The man nicknamed “the Indiana Jones of the art world” has done it again – this time tracking down a precious sixth-Century mosaic stolen from Cyprus.
Finding the 1,600-year-old piece in a flat in Monaco had felt very special, Dutchman Arthur Brand said.
He handed the work over to the Cypriot embassy in The Hague on Friday.
Mr Brand has achieved fame recovering stolen artwork since 2015 when he found Hitler’s Horses – two Nazi statues that stood outside Hitler’s office.
Where was the Cypriot mosaic?
The Byzantine depiction of Saint Mark was stolen in the 1970s from Panayia Kanakaria church, about 105km (65 miles) north-east of the Cypriot capital, Nicosia.

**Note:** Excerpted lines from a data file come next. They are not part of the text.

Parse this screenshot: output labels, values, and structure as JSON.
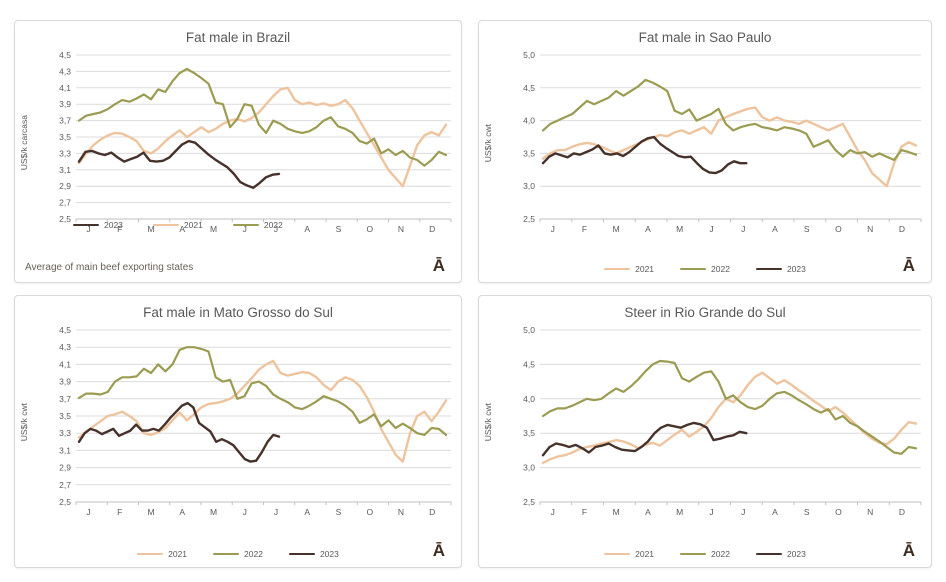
{
  "colors": {
    "2021": "#edc49e",
    "2022": "#9c9b52",
    "2023": "#46322a",
    "grid": "#dcdcdc",
    "axis": "#bfbfbf",
    "text": "#595959"
  },
  "watermark_glyph": "Ā",
  "chart_data": [
    {
      "type": "line",
      "title": "Fat male in Brazil",
      "ylabel": "US$/k carcasa",
      "footnote": "Average of main beef exporting states",
      "x_labels": [
        "J",
        "F",
        "M",
        "A",
        "M",
        "J",
        "J",
        "A",
        "S",
        "O",
        "N",
        "D"
      ],
      "ylim": [
        2.5,
        4.5
      ],
      "ytick_values": [
        4.5,
        4.3,
        4.1,
        3.9,
        3.7,
        3.5,
        3.3,
        3.1,
        2.9,
        2.7,
        2.5
      ],
      "ytick_labels": [
        "4,5",
        "4,3",
        "4,1",
        "3,9",
        "3,7",
        "3,5",
        "3,3",
        "3,1",
        "2,9",
        "2,7",
        "2,5"
      ],
      "legend_position": "inside",
      "legend_order": [
        "2023",
        "2021",
        "2022"
      ],
      "series": [
        {
          "name": "2021",
          "x_span": 1.0,
          "values": [
            3.18,
            3.3,
            3.4,
            3.47,
            3.52,
            3.55,
            3.54,
            3.5,
            3.45,
            3.33,
            3.3,
            3.36,
            3.45,
            3.52,
            3.58,
            3.5,
            3.56,
            3.62,
            3.56,
            3.6,
            3.66,
            3.7,
            3.72,
            3.69,
            3.73,
            3.8,
            3.9,
            4.0,
            4.08,
            4.1,
            3.95,
            3.9,
            3.92,
            3.89,
            3.91,
            3.88,
            3.9,
            3.95,
            3.85,
            3.7,
            3.55,
            3.4,
            3.25,
            3.1,
            3.0,
            2.9,
            3.15,
            3.4,
            3.52,
            3.56,
            3.52,
            3.65
          ]
        },
        {
          "name": "2022",
          "x_span": 1.0,
          "values": [
            3.7,
            3.76,
            3.78,
            3.8,
            3.84,
            3.9,
            3.95,
            3.93,
            3.97,
            4.02,
            3.96,
            4.08,
            4.05,
            4.18,
            4.28,
            4.33,
            4.28,
            4.22,
            4.15,
            3.92,
            3.9,
            3.62,
            3.72,
            3.9,
            3.88,
            3.65,
            3.55,
            3.7,
            3.66,
            3.6,
            3.57,
            3.55,
            3.57,
            3.62,
            3.7,
            3.74,
            3.63,
            3.6,
            3.55,
            3.45,
            3.42,
            3.48,
            3.3,
            3.35,
            3.28,
            3.33,
            3.25,
            3.22,
            3.15,
            3.22,
            3.32,
            3.28
          ]
        },
        {
          "name": "2023",
          "x_span": 0.545,
          "values": [
            3.2,
            3.32,
            3.33,
            3.3,
            3.28,
            3.31,
            3.25,
            3.2,
            3.23,
            3.26,
            3.31,
            3.21,
            3.2,
            3.21,
            3.25,
            3.33,
            3.41,
            3.45,
            3.43,
            3.36,
            3.29,
            3.23,
            3.18,
            3.13,
            3.05,
            2.95,
            2.91,
            2.88,
            2.94,
            3.01,
            3.04,
            3.05
          ]
        }
      ]
    },
    {
      "type": "line",
      "title": "Fat male in Sao Paulo",
      "ylabel": "US$/k cwt",
      "x_labels": [
        "J",
        "F",
        "M",
        "A",
        "M",
        "J",
        "J",
        "A",
        "S",
        "O",
        "N",
        "D"
      ],
      "ylim": [
        2.5,
        5.0
      ],
      "ytick_values": [
        5.0,
        4.5,
        4.0,
        3.5,
        3.0,
        2.5
      ],
      "ytick_labels": [
        "5,0",
        "4,5",
        "4,0",
        "3,5",
        "3,0",
        "2,5"
      ],
      "legend_position": "below",
      "legend_order": [
        "2021",
        "2022",
        "2023"
      ],
      "series": [
        {
          "name": "2021",
          "x_span": 1.0,
          "values": [
            3.42,
            3.5,
            3.55,
            3.55,
            3.6,
            3.64,
            3.66,
            3.64,
            3.6,
            3.55,
            3.5,
            3.55,
            3.6,
            3.65,
            3.7,
            3.74,
            3.78,
            3.76,
            3.82,
            3.85,
            3.8,
            3.85,
            3.9,
            3.8,
            4.0,
            4.05,
            4.1,
            4.14,
            4.18,
            4.2,
            4.05,
            4.0,
            4.05,
            4.0,
            3.98,
            3.95,
            4.0,
            3.95,
            3.9,
            3.85,
            3.9,
            3.95,
            3.75,
            3.55,
            3.4,
            3.2,
            3.1,
            3.0,
            3.35,
            3.6,
            3.67,
            3.62
          ]
        },
        {
          "name": "2022",
          "x_span": 1.0,
          "values": [
            3.85,
            3.95,
            4.0,
            4.05,
            4.1,
            4.2,
            4.3,
            4.25,
            4.3,
            4.35,
            4.45,
            4.38,
            4.45,
            4.52,
            4.62,
            4.58,
            4.52,
            4.45,
            4.15,
            4.1,
            4.17,
            4.0,
            4.05,
            4.1,
            4.18,
            3.95,
            3.85,
            3.9,
            3.93,
            3.95,
            3.9,
            3.88,
            3.85,
            3.9,
            3.88,
            3.85,
            3.8,
            3.6,
            3.65,
            3.7,
            3.55,
            3.45,
            3.55,
            3.5,
            3.52,
            3.45,
            3.5,
            3.45,
            3.4,
            3.55,
            3.52,
            3.48
          ]
        },
        {
          "name": "2023",
          "x_span": 0.545,
          "values": [
            3.35,
            3.45,
            3.5,
            3.47,
            3.44,
            3.5,
            3.48,
            3.52,
            3.56,
            3.62,
            3.5,
            3.48,
            3.5,
            3.46,
            3.52,
            3.6,
            3.68,
            3.73,
            3.75,
            3.65,
            3.58,
            3.52,
            3.46,
            3.44,
            3.45,
            3.35,
            3.26,
            3.21,
            3.2,
            3.24,
            3.33,
            3.38,
            3.35,
            3.35
          ]
        }
      ]
    },
    {
      "type": "line",
      "title": "Fat male in Mato Grosso do Sul",
      "ylabel": "US$/k cwt",
      "x_labels": [
        "J",
        "F",
        "M",
        "A",
        "M",
        "J",
        "J",
        "A",
        "S",
        "O",
        "N",
        "D"
      ],
      "ylim": [
        2.5,
        4.5
      ],
      "ytick_values": [
        4.5,
        4.3,
        4.1,
        3.9,
        3.7,
        3.5,
        3.3,
        3.1,
        2.9,
        2.7,
        2.5
      ],
      "ytick_labels": [
        "4,5",
        "4,3",
        "4,1",
        "3,9",
        "3,7",
        "3,5",
        "3,3",
        "3,1",
        "2,9",
        "2,7",
        "2,5"
      ],
      "legend_position": "below",
      "legend_order": [
        "2021",
        "2022",
        "2023"
      ],
      "series": [
        {
          "name": "2021",
          "x_span": 1.0,
          "values": [
            3.25,
            3.32,
            3.38,
            3.44,
            3.5,
            3.52,
            3.55,
            3.5,
            3.44,
            3.3,
            3.28,
            3.31,
            3.36,
            3.45,
            3.54,
            3.45,
            3.52,
            3.6,
            3.64,
            3.65,
            3.67,
            3.7,
            3.76,
            3.85,
            3.94,
            4.04,
            4.1,
            4.14,
            4.0,
            3.97,
            3.99,
            4.01,
            4.0,
            3.95,
            3.86,
            3.8,
            3.9,
            3.95,
            3.92,
            3.85,
            3.72,
            3.55,
            3.35,
            3.2,
            3.05,
            2.97,
            3.3,
            3.5,
            3.55,
            3.44,
            3.55,
            3.68
          ]
        },
        {
          "name": "2022",
          "x_span": 1.0,
          "values": [
            3.71,
            3.76,
            3.76,
            3.75,
            3.78,
            3.9,
            3.95,
            3.95,
            3.96,
            4.05,
            4.0,
            4.1,
            4.02,
            4.1,
            4.27,
            4.3,
            4.3,
            4.28,
            4.25,
            3.95,
            3.9,
            3.92,
            3.7,
            3.73,
            3.88,
            3.9,
            3.85,
            3.75,
            3.7,
            3.66,
            3.6,
            3.58,
            3.62,
            3.67,
            3.73,
            3.7,
            3.67,
            3.62,
            3.55,
            3.42,
            3.46,
            3.52,
            3.38,
            3.45,
            3.36,
            3.41,
            3.36,
            3.3,
            3.28,
            3.36,
            3.35,
            3.28
          ]
        },
        {
          "name": "2023",
          "x_span": 0.545,
          "values": [
            3.2,
            3.3,
            3.35,
            3.33,
            3.29,
            3.32,
            3.35,
            3.27,
            3.3,
            3.33,
            3.4,
            3.33,
            3.33,
            3.35,
            3.33,
            3.4,
            3.48,
            3.55,
            3.62,
            3.65,
            3.6,
            3.42,
            3.37,
            3.32,
            3.2,
            3.23,
            3.2,
            3.16,
            3.08,
            3.0,
            2.97,
            2.98,
            3.08,
            3.2,
            3.28,
            3.26
          ]
        }
      ]
    },
    {
      "type": "line",
      "title": "Steer in Rio Grande do Sul",
      "ylabel": "US$/k cwt",
      "x_labels": [
        "J",
        "F",
        "M",
        "A",
        "M",
        "J",
        "J",
        "A",
        "S",
        "O",
        "N",
        "D"
      ],
      "ylim": [
        2.5,
        5.0
      ],
      "ytick_values": [
        5.0,
        4.5,
        4.0,
        3.5,
        3.0,
        2.5
      ],
      "ytick_labels": [
        "5,0",
        "4,5",
        "4,0",
        "3,5",
        "3,0",
        "2,5"
      ],
      "legend_position": "below",
      "legend_order": [
        "2021",
        "2022",
        "2023"
      ],
      "series": [
        {
          "name": "2021",
          "x_span": 1.0,
          "values": [
            3.07,
            3.12,
            3.16,
            3.18,
            3.22,
            3.27,
            3.3,
            3.32,
            3.35,
            3.37,
            3.4,
            3.38,
            3.34,
            3.28,
            3.33,
            3.36,
            3.32,
            3.4,
            3.48,
            3.55,
            3.45,
            3.52,
            3.6,
            3.72,
            3.88,
            4.0,
            3.95,
            4.05,
            4.2,
            4.32,
            4.38,
            4.3,
            4.22,
            4.27,
            4.2,
            4.12,
            4.05,
            3.97,
            3.9,
            3.82,
            3.88,
            3.8,
            3.7,
            3.6,
            3.5,
            3.42,
            3.36,
            3.34,
            3.42,
            3.55,
            3.66,
            3.64
          ]
        },
        {
          "name": "2022",
          "x_span": 1.0,
          "values": [
            3.75,
            3.82,
            3.86,
            3.86,
            3.9,
            3.95,
            4.0,
            3.98,
            4.0,
            4.08,
            4.15,
            4.1,
            4.18,
            4.28,
            4.4,
            4.5,
            4.55,
            4.54,
            4.52,
            4.3,
            4.25,
            4.32,
            4.38,
            4.4,
            4.25,
            4.0,
            4.05,
            3.95,
            3.88,
            3.85,
            3.9,
            4.0,
            4.08,
            4.1,
            4.05,
            3.98,
            3.92,
            3.85,
            3.8,
            3.85,
            3.7,
            3.75,
            3.65,
            3.6,
            3.52,
            3.45,
            3.38,
            3.3,
            3.22,
            3.2,
            3.3,
            3.28
          ]
        },
        {
          "name": "2023",
          "x_span": 0.545,
          "values": [
            3.18,
            3.3,
            3.35,
            3.33,
            3.3,
            3.33,
            3.28,
            3.22,
            3.3,
            3.32,
            3.35,
            3.3,
            3.26,
            3.25,
            3.24,
            3.3,
            3.38,
            3.5,
            3.58,
            3.62,
            3.6,
            3.58,
            3.62,
            3.65,
            3.63,
            3.58,
            3.4,
            3.42,
            3.45,
            3.47,
            3.52,
            3.5
          ]
        }
      ]
    }
  ]
}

Mr Brand spent nearly two years chasing the work across Europe, finally tracking it down in the possession of a British family.
They had “bought the mosaic in good faith more than four decades ago”, the investigator told AFP news agency.
“They were horrified when they found out that it was in fact a priceless art treasure, looted from the Kanakaria church after the Turkish invasion,” Mr Brand said.
“It was one of the greatest moments of my life,” the investigator said.
The newest instalment of the Indiana Jones franchise, which stars Harrison Ford in the title role, is scheduled for release in 2020.
Recovering stolen masterpieces
The 2002 Van Gogh museum raid was one of a series of thefts that shocked the art world.
In 2004, two Edvard Munch masterpieces, The Scream and Madonna, were seized by armed men who raided the Munch museum in Oslo. Several men were jailed and the paintings later recovered after painstaking detective work in 2006.
Another version of The Scream was stolen from the National Art Museum in Oslo in 1994 and that too was later recovered in a sting operation by UK detectives.
In 2012, seven artworks were stolen from Rotterdam’s Kunsthal museum, including paintings by Picasso, Monet and Matisse. Two thieves were later jailed, telling a Bucharest court that security at the museum had been lax. Some of the paintings were destroyed in an oven.
Earlier this year, four paintings out of a haul of 24 stolen from a Dutch gallery in 2005 were recovered in Ukraine.